Randy Pausch had a term for this in his Last Lecture: the head-fake. The head-fake is when you’re taught a deeper lesson under the pretense of learning something else.
For Randy, it was football and the lessons that team sports can teach. He told us, “These kind of head-fake learnings are absolutely important and you should keep your eye out for them, because they’re everywhere.”
The head-fake here? Climbing has made me a better person, friend, colleague, and employee. Yes, that’s right. I used to be a workaholic working crazy hours, craving success. Yet I’ve become a better colleague and employee by spending less time at work, and more time re-discovering myself through outside activities.
My passion for climbing, in addition to other head-fake opportunities that I’ll write about in future posts, has given me new skills, new vocabulary and a new framework for living and measuring my life.
I was going to close out the post here. But as I made my final edits, my sister gave me the punctuation I needed when she serendipitously posted this Atlantic Monthly article on Facebook: All Work and No Play: Why Your Kids are More Anxious, Depressed.

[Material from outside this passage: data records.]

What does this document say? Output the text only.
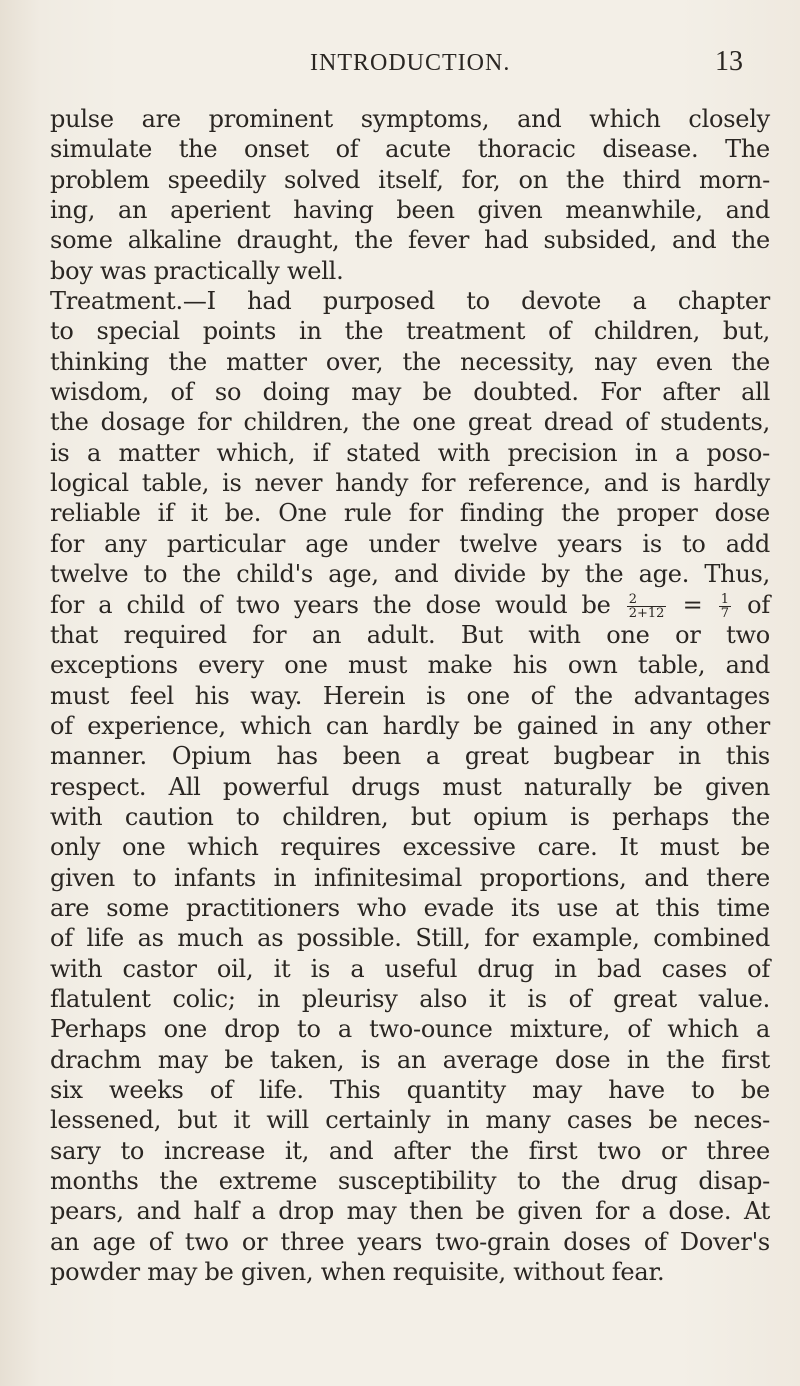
INTRODUCTION.	13
pulse are prominent symptoms, and which closely
simulate the onset of acute thoracic disease. The
problem speedily solved itself, for, on the third morn-
ing, an aperient having been given meanwhile, and
some alkaline draught, the fever had subsided, and the
boy was practically well.
Treatment.—I had purposed to devote a chapter
to special points in the treatment of children, but,
thinking the matter over, the necessity, nay even the
wisdom, of so doing may be doubted. For after all
the dosage for children, the one great dread of students,
is a matter which, if stated with precision in a poso-
logical table, is never handy for reference, and is hardly
reliable if it be. One rule for finding the proper dose
for any particular age under twelve years is to add
twelve to the child's age, and divide by the age. Thus,
for a child of two years the dose would be $\frac{2}{2+12} = \frac{1}{7}$ of
that required for an adult. But with one or two
exceptions every one must make his own table, and
must feel his way. Herein is one of the advantages
of experience, which can hardly be gained in any other
manner. Opium has been a great bugbear in this
respect. All powerful drugs must naturally be given
with caution to children, but opium is perhaps the
only one which requires excessive care. It must be
given to infants in infinitesimal proportions, and there
are some practitioners who evade its use at this time
of life as much as possible. Still, for example, combined
with castor oil, it is a useful drug in bad cases of
flatulent colic; in pleurisy also it is of great value.
Perhaps one drop to a two-ounce mixture, of which a
drachm may be taken, is an average dose in the first
six weeks of life. This quantity may have to be
lessened, but it will certainly in many cases be neces-
sary to increase it, and after the first two or three
months the extreme susceptibility to the drug disap-
pears, and half a drop may then be given for a dose. At
an age of two or three years two-grain doses of Dover's
powder may be given, when requisite, without fear.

“Adults who did not have the opportunity to experience and cope with moderately challenging emotional situations during play are more at risk for feeling anxious and overwhelmed by emotion-provoking situations in adult life.”
The entreaty that kids need more play holds equally true for adults needing renewal. Even if we had that play as kids, we can forget those lessons as adults. We need more play, more re-creation, more head-fake opportunities in our lives. I will be writing more about how these head fake opportunities helped me renew my enthusiasm, and why they are essential to help us sustain our passion.
In the meantime, I’m interested to know: what head-fake opportunities have you found and what have they taught you?
Through my college studies, I found that an expectation of success, as opposed to just hoping for it, helps lead to success. This is because the expectation led me to pay more attention to the details of what is necessary to succeed, and to attend to them with greater enthusiasm. I have also applied this to my professional career. Of course, this doesn’t mean that success becomes automatic, but it does make it much more likely, I have found.
I love this post!!! Reading it has helped me remember that re-creation made me happy and reminded me that I had it and know I can get it back. No matter how hard you work the most important thing to remember is you have to take care of yourself first or you will never be able to truly be successful at anything else. You may think you are successful but once you find out how to best take care of yourself and be fulfilled the breakthrough in every other area of your life will be AMAZING!
Thanks for your comment, Claudia! It’s true – you can always renew your enthusiasm, get your groove back, find your mojo, and move well beyond just functioning to be flourishing. You’ve found the key – thanks for sharing it with us!